Se trata de una obra de autor español, alumno dilecto de José Sanchis Sinisterra y de Marco Antonio de la Parra. No obstante su juventud (nació en 1965) tiene ya una extensa producción dramatúrgica y docente.
El conocimiento de la obra en Tucumán se da coincidiendo con las representaciones en España que, con singular éxito, continúan desde noviembre del año anterior. Nuestra ciudad toma asi contacto con uno de los más significativos representantes de la dramaturgia actual.
Helena Pimenta, a cargo de la puesta en escena de la obra en el último Festival de Otoño de Madrid, decía:
La lectura de una redacción escolar sobre el fin de semana, escrita por un chico de 17 años, va a transformar la vida y la mirada de un profesor de 55, desengañado de su oficio y de sus afectos. El impulso del joven, su fuego, le devolverán los sueños perdidos y reavivarán en él contradicciones y viejas frustraciones. Será la literatura, su pasión compartida, lo que dará origen a una intensa relación maestro-alumno en la que el guía se convertirá en guiado. La mirada del muchacho sobre el mundo que le rodea será nuestra mirada, la del público. Vital, inquisidora, crítica, lúcida, transgresora, precipitada, centrada en el presente, nos ofrecerá una visión de la realidad que el mundo adulto, en su pasividad y autocomplacencia, olvida con frecuencia.

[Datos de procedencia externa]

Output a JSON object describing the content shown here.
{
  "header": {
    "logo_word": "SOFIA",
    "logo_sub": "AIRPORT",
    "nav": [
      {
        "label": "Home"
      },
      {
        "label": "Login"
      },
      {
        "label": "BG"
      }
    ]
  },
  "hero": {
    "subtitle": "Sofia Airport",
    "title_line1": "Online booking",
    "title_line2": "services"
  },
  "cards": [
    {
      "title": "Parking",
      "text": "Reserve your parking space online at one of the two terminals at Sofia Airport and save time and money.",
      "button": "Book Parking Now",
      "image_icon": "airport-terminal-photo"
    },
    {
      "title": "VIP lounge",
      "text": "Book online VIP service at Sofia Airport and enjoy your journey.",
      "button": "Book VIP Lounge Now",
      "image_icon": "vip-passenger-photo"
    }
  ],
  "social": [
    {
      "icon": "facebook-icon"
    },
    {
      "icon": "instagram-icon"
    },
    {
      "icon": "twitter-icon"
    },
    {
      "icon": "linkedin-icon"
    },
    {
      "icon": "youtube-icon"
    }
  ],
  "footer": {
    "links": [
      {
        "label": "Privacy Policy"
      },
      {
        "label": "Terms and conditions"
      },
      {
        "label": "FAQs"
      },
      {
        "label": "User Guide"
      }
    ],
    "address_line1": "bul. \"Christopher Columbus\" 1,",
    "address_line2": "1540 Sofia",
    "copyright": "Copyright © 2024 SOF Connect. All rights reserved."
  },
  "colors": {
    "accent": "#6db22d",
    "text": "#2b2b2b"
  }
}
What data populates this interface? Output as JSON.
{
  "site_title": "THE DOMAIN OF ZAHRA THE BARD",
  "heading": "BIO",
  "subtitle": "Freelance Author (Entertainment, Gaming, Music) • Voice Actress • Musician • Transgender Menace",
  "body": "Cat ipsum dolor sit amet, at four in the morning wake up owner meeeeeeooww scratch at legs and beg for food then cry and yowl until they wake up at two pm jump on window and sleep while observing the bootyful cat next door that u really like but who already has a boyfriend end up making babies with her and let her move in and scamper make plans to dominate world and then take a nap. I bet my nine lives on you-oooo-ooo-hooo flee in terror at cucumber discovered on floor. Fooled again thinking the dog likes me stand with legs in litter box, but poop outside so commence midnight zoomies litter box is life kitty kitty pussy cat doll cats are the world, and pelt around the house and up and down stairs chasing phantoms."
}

Desde la condición de voyeur, de gran ojo, que le otorga el narrador, el espectador conocerá las pequeñas vidas de tres familias, las fantasías que cada individuo se ha forjado y de cuya realización será testigo. Como ya es habitual en la escritura de Mayorga, la ruptura del tiempo y del espacio provoca la acumulación de situaciones, de experiencias y de conflictos propia de la época en la que vivimos. Los personajes de El chico de la última fila se desenvuelven entre el drama, el erotismo y el humor para ofrecernos una radiografía de nuestro presente, ocupado por pequeñas historias que construyen nuestra gran historia
”.

Por su parte, el propio autor expresaba en el programa de mano de Madrid: “He escrito una obra sobre maestros y discípulos; sobre padres e hijos; sobre personas que ya han visto demasiado y personas que están aprendiendo a mirar. Una obra sobre el placer de asomarse a las vidas ajenas y sobre los riesgos de confundir la vida con la literatura. Una obra sobre los que eligen la última fila: aquella desde la que se ven todas las demás”.